VE-Day Musings

VE-Day Musings

With the children we’re reading a book by my favourite Dutch writer, Piet Prins. (Yes, I know, it’s a pseudonym.) It’s set in the second World War, and in true Piet Prins fashion, it has more cliff hangers than you can imagine. It has everything you need for a good read. Children doing daring things, adults who deeply care, prayer and trust in God, and traitors. In spite of all the good things countless Dutch people did during the war, there were a lot of traitors as well.

Sometimes they were professional traitors, sometimes just greedy people, and sometimes accidental snitches. It made me think of the book when I read about certain police stations having set up special ‘Snitch Lines’, where people can call in when they see their neighbour take, what they believe to be, their second walk of the day. Seriously?? What kind of culture encourages tattling? It happens within families of course, most children will do it, but many parents will quickly discourage the practice.

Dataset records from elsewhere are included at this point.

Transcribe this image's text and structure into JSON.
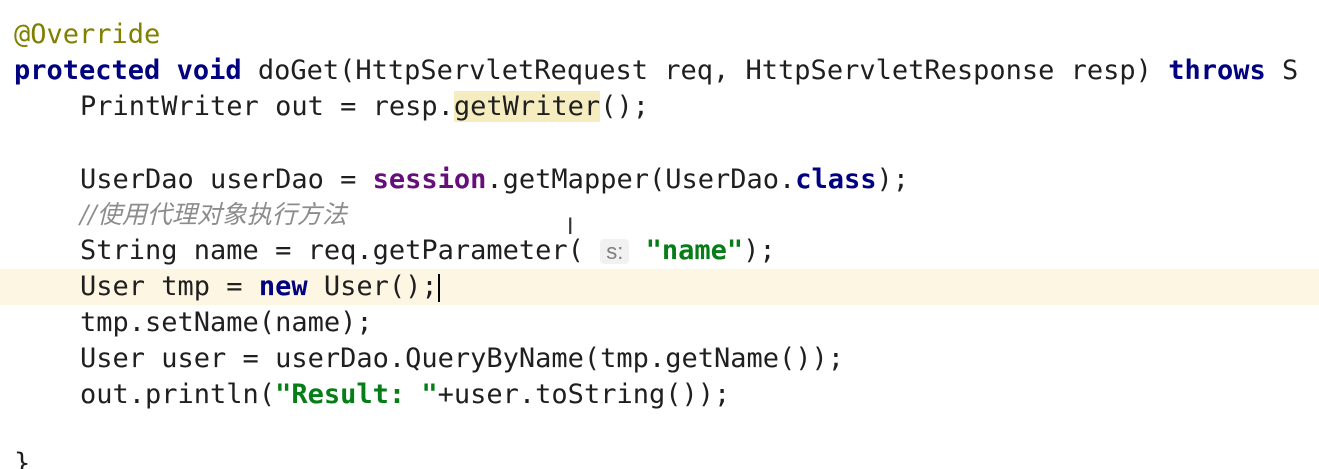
{
  "code": {
    "annotation": "@Override",
    "signature": {
      "kw_protected": "protected",
      "kw_void": "void",
      "rest": "doGet(HttpServletRequest req, HttpServletResponse resp)",
      "kw_throws": "throws",
      "overflow": "S"
    },
    "line3": {
      "pre": "PrintWriter out = resp.",
      "method": "getWriter",
      "post": "();"
    },
    "line5": {
      "pre": "UserDao userDao = ",
      "field": "session",
      "mid": ".getMapper(UserDao.",
      "kw_class": "class",
      "post": ");"
    },
    "comment": "//使用代理对象执行方法",
    "line7": {
      "pre": "String name = req.getParameter(",
      "hint": "s:",
      "str": "\"name\"",
      "post": ");"
    },
    "line8": {
      "pre": "User tmp = ",
      "kw_new": "new",
      "post": " User();"
    },
    "line9": "tmp.setName(name);",
    "line10": "User user = userDao.QueryByName(tmp.getName());",
    "line11": {
      "pre": "out.println(",
      "str": "\"Result: \"",
      "post": "+user.toString());"
    },
    "closing_brace": "}"
  }
}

A society that encourages tale bearing shares certain traits with civilisation that we frown upon. Even those who have not left the shores of Good Old Blighty will know about the Gestapo, the KGB, the Stasi. Why? Because we congratulate ourselves on never having lost our freedoms like that, but having been part of the Free West for ever. Now we have dedicated lines for telling tales.

I look at the lines and lines of graves in Dutch war cemeteries, places my parents took us to when we were young, and they told us, “Freedom is never free.” There are rows and rows of young lads, their names sounding so foreign to us, some have what we would think of as ‘typically English’ names, like John and James, Bill and Jack. They were 18, or 20, though sometimes an officer might have lived long enough to celebrate his 27th birthday. They gave their lives, are now buried in foreign soil, to give us freedom.

We look at traitors with disgust, fancy helping the Nazis. Fancy telling on your own people, your own neighbours. Yet we have set up dedicated phone lines to do just that. And people do, voluntarily. During Nazi occupation, often there was a reward for handing over fellow country men. Judas betrayed the Lord Jesus Christ for money. Many Dutch supported the Nazis for gain, but to tell on your neighbour now, in free England? For taking a second walk, for talking to somebody over the garden fence? Why?

You see, my children often tattle, especially when they can’t think of anything constructive to do. They hardly ever tattle when playing with lego, or dolls houses, or whilst on their bikes. It’s when they’re hanging around, looking bored, that suddenly they start to take an interest in their siblings in a negative way. (Have you noticed with their children that they’ll hardly ever tell you the important things? Like dangerous stuff?) So we have a few questions we ask them before we even get to the information bit.

The questions are: Is it True? Is it Helpful? Is it Necessary? Is it Kind? If any of these gets a ‘no’ then I don’t even want to know. I can tell from their faces when it’s a no, as well. They do what we call in Dutch, ‘drip off’. Usually they will then find something a lot more constructive to do. My children already recognise that when they are not occupying themselves, it will lead to trouble. Maybe those adults ringing the snitch line should get more useful employment too, like knitting blankets, writing cards, baking cakes for neighbours or ringing acquaintances who might be feeling lonely.

We’ve almost finished the next book in the series, telling us about resistance workers pulling together, risking their all to save lives. That’s what I love the most, the standing together, knowing that they’re in it together, and that somehow they have to see the occupation through, until help will come. There was Dolle Dinsdag, a Tuesday in which a lot of people thought liberation had finally come. It hadn’t, and what followed was a horrendous winter. Many brave people kept on going though, whatever the cost. And you know what? They’re still respected today, still remembered even after 75 years of freedom. How tragic if you were a snitch, what kind of legacy is that to leave behind?